Santa aposentadoria

7/4/2004
Wilson Pinheiro Jabur

"Instados os migalheiros a se manifestarem sobre a aposentadoria do Ministro Vicente Leal (Migalhas 896), que teria sido causa suficiente para extinguir o processo administrativo-disciplinar instaurado no STJ, penso que há dois modos de lê-la, nenhum dos quais, entretanto, engrandecedor da mesma ou daquele Tribunal. O primeiro, está dentro de uma certa tendência dos Tribunais Superiores de se absterem de decidir de modo efetivo e definitivo os processos que lhe são submetidos (utilizando-se, por vezes, de artifícios processuais, verdadeiras armadilhas).

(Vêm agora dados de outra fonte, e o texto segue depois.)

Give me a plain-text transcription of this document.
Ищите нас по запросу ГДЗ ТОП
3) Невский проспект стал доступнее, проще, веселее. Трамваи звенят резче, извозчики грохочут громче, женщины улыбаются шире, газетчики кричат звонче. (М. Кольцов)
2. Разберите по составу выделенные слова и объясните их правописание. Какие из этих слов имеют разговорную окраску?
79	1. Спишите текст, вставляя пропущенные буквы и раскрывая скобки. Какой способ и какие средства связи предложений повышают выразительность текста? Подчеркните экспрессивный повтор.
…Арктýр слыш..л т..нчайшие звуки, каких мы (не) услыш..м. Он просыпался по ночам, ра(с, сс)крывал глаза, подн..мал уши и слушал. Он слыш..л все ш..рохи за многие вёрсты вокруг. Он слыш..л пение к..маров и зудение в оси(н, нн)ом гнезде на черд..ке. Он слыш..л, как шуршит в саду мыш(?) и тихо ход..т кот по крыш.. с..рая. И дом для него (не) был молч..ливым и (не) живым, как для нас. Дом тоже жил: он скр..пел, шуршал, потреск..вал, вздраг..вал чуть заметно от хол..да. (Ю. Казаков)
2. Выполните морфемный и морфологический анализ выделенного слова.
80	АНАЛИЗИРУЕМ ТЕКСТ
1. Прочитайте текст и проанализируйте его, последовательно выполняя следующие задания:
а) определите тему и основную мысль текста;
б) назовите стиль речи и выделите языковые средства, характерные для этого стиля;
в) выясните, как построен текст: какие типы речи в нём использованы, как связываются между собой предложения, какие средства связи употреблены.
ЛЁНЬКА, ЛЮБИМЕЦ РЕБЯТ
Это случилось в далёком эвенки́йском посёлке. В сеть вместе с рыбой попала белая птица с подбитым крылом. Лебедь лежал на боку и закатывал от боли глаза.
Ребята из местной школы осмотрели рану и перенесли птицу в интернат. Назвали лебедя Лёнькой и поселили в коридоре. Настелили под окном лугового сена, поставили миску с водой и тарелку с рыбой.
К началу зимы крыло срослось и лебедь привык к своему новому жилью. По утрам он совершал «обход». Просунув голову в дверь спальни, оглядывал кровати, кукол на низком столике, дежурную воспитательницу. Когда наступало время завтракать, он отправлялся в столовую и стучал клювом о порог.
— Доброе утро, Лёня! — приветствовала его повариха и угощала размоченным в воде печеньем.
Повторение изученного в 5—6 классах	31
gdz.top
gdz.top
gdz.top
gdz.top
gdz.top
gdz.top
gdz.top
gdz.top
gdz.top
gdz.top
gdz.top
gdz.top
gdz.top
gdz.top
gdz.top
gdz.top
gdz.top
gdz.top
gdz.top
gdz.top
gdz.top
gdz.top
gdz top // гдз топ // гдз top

É certo que o desumano volume de trabalho que assoberba aquelas Cortes não pode ser olvidado. Porém, não menos certo é que o processo deve servir à pacificação social: não pode e não deve o Judiciário deixar de pôr fim às lides, mantendo vivos conflitos que deveriam ser por ele resolvidos. Condenável, portanto, a "simplista" decisão que se furtou do exame do mérito da questão. O segundo modo de se ler essa notícia é em conjunto com o lúcido artigo do Prof. Miguel Reale Júnior, igualmente publicado nas Migalhas nº 896, que trata do declínio ético por que passa nossa sociedade contemporânea. De fato, a total ausência de limites éticos desponta evidente e proveniente de todos os rincões e níveis da sociedade, passando pelo Governo e chegando aos nossos Tribunais - que deveriam ser os guardiões da ética e da lealdade. É de se perguntar que padrões éticos são os agora vigentes? Ou será que se chegou ao ponto em que é necessário indagar da própria existência de padrões éticos? Essa decisão é também condenável do ponto de vista ético porque se presta a acobertar uma dúvida, dúvida acerca da conduta de um de seus membros - agora aposentado, não se olvide - e que é de um peso inaceitável em um país democrático em que cidadãos, juízes e governantes têm, todos eles, deveres e obrigações. Ou será que também isso mudou e não nos informaram? Além de pensarmos ou repensarmos que país nós queremos, como proposto pelo Prof. Reale, sugiro que os Julgadores não percam a consciência da importância e reflexos de suas decisões, para além dos limites dos autos e que cada um de nós reflita sobre o papel que desempenha e o seu impacto nos demais."